Description:
When handling authentication in a Next.js App Router setup, we face a limitation where cookies cannot be updated from Server Components, making it difficult to refresh and persist new access tokens during SSR (Server-Side Rendering).
Problem Scenario
- User loads a page at 10:00:00.
- Middleware runs at 10:00:00:
• Token expires at 10:00:30.
• Token is valid (30 seconds left).
• Middleware allows the request. - Server Component begins rendering at 10:00:05.
- Inside the Server Component, an API call is made at 10:00:35.
• The token has now expired.
• API returns 401 Unauthorized.
•
There’s no way to update cookies with the refreshed token.
Expected Behavior
If a token expires during a server-rendered request, there should be a mechanism for the Server Component (or the code running within it) to update cookies — for example, after calling a refresh token API.
Actual Behavior
In Server Components:
• We can read cookies using cookies() from next/headers .
• We cannot set or update cookies.
• Even if we trigger a Server Action or Route Handler from a Server Component, it cannot update cookies in the same request lifecycle.
Example Code
import { cookies } from ‘next/headers’;
export default async function Page() {
const cookieStore = await cookies();
// ❌ Cannot set cookie directly.
cookieStore.set(‘theme’, ‘dark’); // Throws error.
// ❌ Cannot update cookie via server action.
await updateCookieAction();
// ❌ Cannot update cookie via route handler call either.
await fetch(‘/api/update-cookie’, { method: ‘POST’ });
return ‘…’;
}
const JobPostings = async () => {
const response = await getAllJobPostings();
if (response.status_code === 401) {
// Refresh token successfully
const newAccessToken = await refreshAccessToken();
// ❌ Cannot update cookie from Server Component.
updateCookies(newAccessToken);
}
return (…);
};
Why This Is a Problem
Middleware can refresh tokens only on navigation requests — not for API calls made from Server Components during SSR.
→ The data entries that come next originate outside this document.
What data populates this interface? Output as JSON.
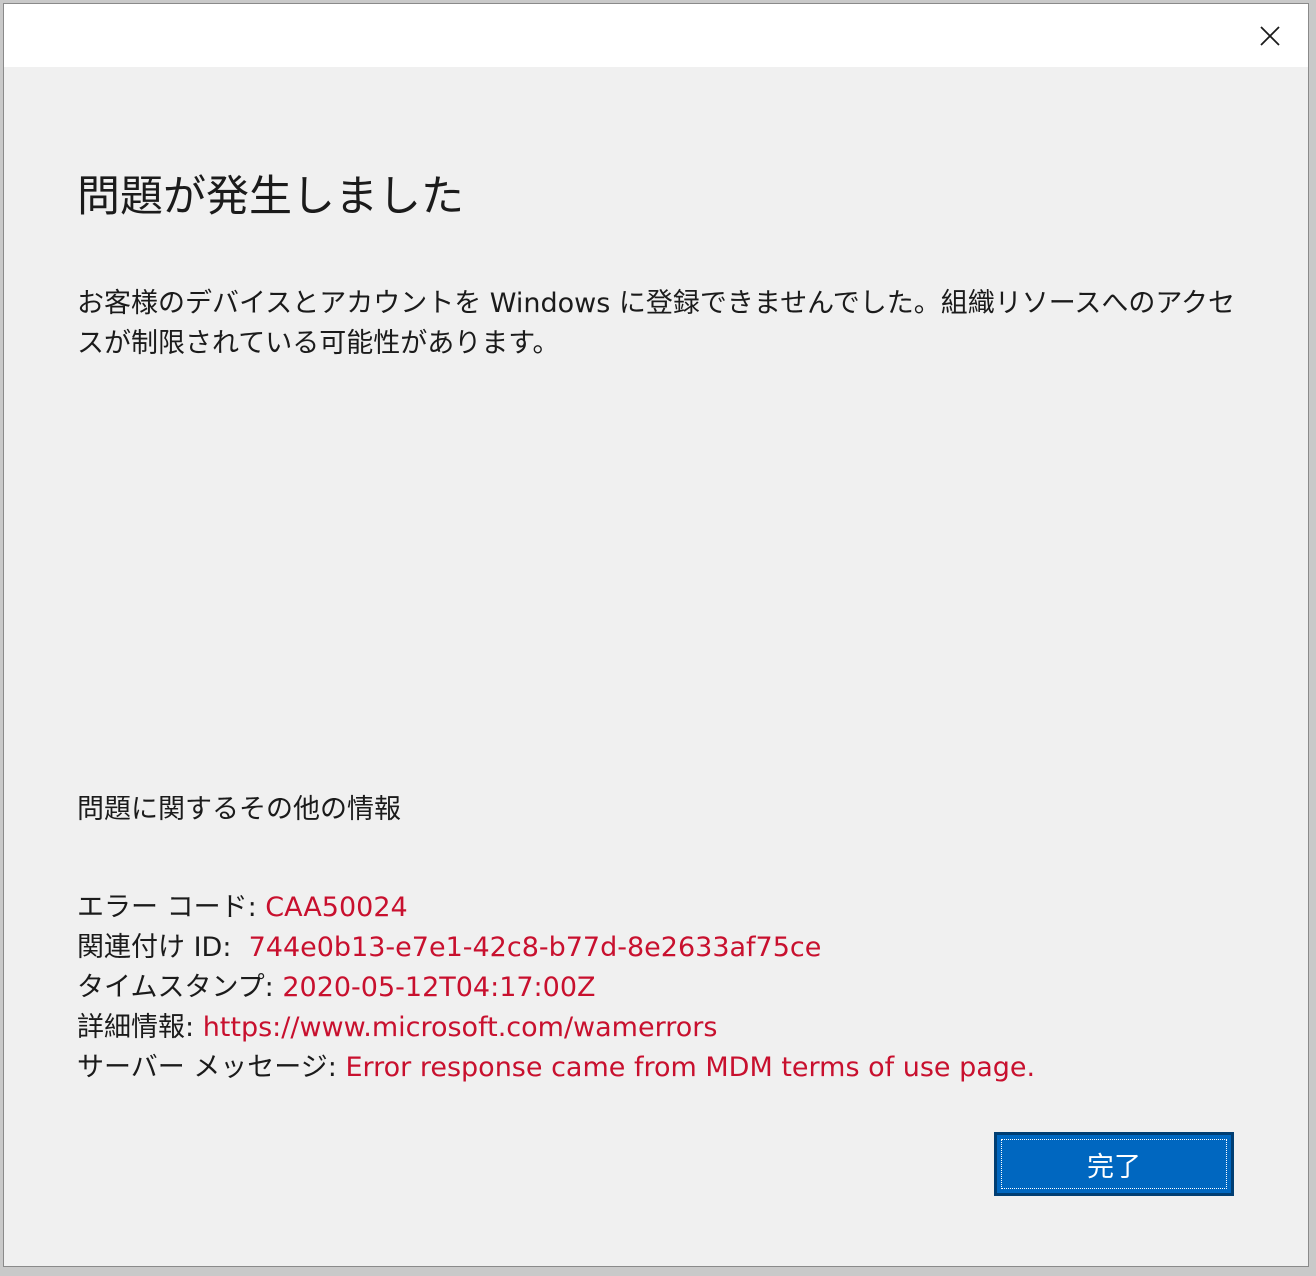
{
  "dialog": {
    "close_icon": "close-icon",
    "title": "問題が発生しました",
    "message": "お客様のデバイスとアカウントを Windows に登録できませんでした。組織リソースへのアクセスが制限されている可能性があります。",
    "more_info_title": "問題に関するその他の情報",
    "details": [
      {
        "label": "エラー コード: ",
        "value": "CAA50024"
      },
      {
        "label": "関連付け ID:  ",
        "value": "744e0b13-e7e1-42c8-b77d-8e2633af75ce"
      },
      {
        "label": "タイムスタンプ: ",
        "value": "2020-05-12T04:17:00Z"
      },
      {
        "label": "詳細情報: ",
        "value": "https://www.microsoft.com/wamerrors"
      },
      {
        "label": "サーバー メッセージ: ",
        "value": "Error response came from MDM terms of use page."
      }
    ],
    "done_label": "完了",
    "colors": {
      "background": "#f0f0f0",
      "value_text": "#c8102e",
      "button": "#0067c0"
    }
  }
}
This creates a gap where a page can fail to render because the server cannot persist the new token, even though it has successfully refreshed it in memory.
Questions / Suggestions
• Could there be a secure API or Response helper added to allow cookie updates from within a Server Component context?
• Alternatively, can Next.js provide a built-in authentication lifecycle hook that bridges Middleware and Server Components (e.g., to retry and persist refreshed tokens in cookies within the same request)?